Most yachts have polar charts, and the speed is a function of sail area, heading, wind speed and direction amongst other things. Are you considering calculating estimated boat speed based on given conditions and controllable variables?
It uses Catalina 36 Tall Rig as a base model for sailboat parameters and was calibrated to match ORC-published polars for it within 1-5% on both close, beam and broad reaches.
Mostly built it for myself to help me understand how less common control affect the sail shapes, angles of attack and boat heel and behavior in a visual way.
It's still WIP, but you might find it useful for yacht-specific stuff!
8bitbyte.ca
Why even use Unity if this exists? Why even install an app if you could feasibly run a full-blown game with 3D physics in the browser on your iPhone at 60 FPS? Where in the world are all the browser-based games?
First, consider the edge case where the sail is acting as a bag when you're sailing downwind. As the boatspeed approaches the true windspeed, the apparent windspeed falls to 0 and the sail will luff. In this specific case, the boat can not go faster than the wind.
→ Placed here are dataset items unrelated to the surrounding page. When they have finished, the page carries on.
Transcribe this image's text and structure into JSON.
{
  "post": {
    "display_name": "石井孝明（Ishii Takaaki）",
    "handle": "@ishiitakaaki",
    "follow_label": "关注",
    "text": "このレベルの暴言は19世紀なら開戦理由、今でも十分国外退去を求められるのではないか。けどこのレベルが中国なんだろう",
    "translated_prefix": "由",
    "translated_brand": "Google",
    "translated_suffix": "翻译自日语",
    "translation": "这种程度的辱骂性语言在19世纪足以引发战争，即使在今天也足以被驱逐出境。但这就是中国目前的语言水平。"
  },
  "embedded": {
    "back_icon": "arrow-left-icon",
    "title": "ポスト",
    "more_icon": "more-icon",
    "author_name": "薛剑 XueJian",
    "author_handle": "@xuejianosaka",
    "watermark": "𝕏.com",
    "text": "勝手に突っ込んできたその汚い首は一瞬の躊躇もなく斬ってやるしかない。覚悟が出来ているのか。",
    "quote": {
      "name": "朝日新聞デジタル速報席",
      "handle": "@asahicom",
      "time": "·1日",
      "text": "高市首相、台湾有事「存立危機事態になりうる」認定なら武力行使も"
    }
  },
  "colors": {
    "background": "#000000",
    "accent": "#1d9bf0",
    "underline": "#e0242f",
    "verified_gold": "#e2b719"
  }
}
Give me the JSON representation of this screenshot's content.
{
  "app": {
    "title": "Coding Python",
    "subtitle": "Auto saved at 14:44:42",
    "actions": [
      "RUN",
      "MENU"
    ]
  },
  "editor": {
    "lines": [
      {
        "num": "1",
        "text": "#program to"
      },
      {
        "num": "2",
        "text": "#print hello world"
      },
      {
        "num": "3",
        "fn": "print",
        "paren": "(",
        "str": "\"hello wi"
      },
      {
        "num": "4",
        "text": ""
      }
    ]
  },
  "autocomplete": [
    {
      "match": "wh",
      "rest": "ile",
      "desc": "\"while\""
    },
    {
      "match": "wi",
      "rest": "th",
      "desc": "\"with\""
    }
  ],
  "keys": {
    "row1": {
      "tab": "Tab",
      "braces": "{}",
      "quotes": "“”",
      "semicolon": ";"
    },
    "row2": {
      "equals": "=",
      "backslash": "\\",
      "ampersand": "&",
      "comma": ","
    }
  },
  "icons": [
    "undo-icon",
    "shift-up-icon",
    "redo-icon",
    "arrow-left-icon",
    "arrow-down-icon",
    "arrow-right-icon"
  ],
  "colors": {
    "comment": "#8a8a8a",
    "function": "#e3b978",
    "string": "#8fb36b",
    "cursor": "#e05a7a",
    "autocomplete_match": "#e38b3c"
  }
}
Now consider the boat cutting across the wind at a 90 angle. When the boat starts moving, the wind comes 90 degrees off the bow. As the boat increases speed, the apparent wind shifts closer to the bow. Apparent wind is just vector addition of true wind and boat wind. If the boat achieves the same speed as the true wind, then the apparent wind is sqrt(2) ~ 1.4x faster than the true wind. More wind means more power, so with that additional wind, it can go faster. Continuing the example, as the apparent wind increases, it appears closer and closer to the bow. Eventually the sail will stall and produce less lift. This is the point where the boat will go no faster.
The slowest point of sail is directly downwind. In a race, it is often much faster to gybe back and forth rather than ever go directly downwind. When a boat goes directly downwind, their boat speed cancels out the true wind. In the strangest case, if a high performance boat going faster than the speed of wind (say, on a broadreach) goes directly downwind, the apparent wind will appear to be coming head on. They've effectively gone 'into irons', yet they're facing 180 degrees off true wind.
If you ever get the chance, you should see the SailGP boats race. Their sails are almost always hauled fully in, even downwind. The other thing is that they gybe downwind because to go directly downwind would be to stall. In effect, these boats can achieve multiple times the true wind speed, but so long as they aren't pointed directly into, nor directly away from the wind.
zeristor•7h ago
https://news.ycombinator.com/item?id=43756926
Thank you, you’ve resolved my despair.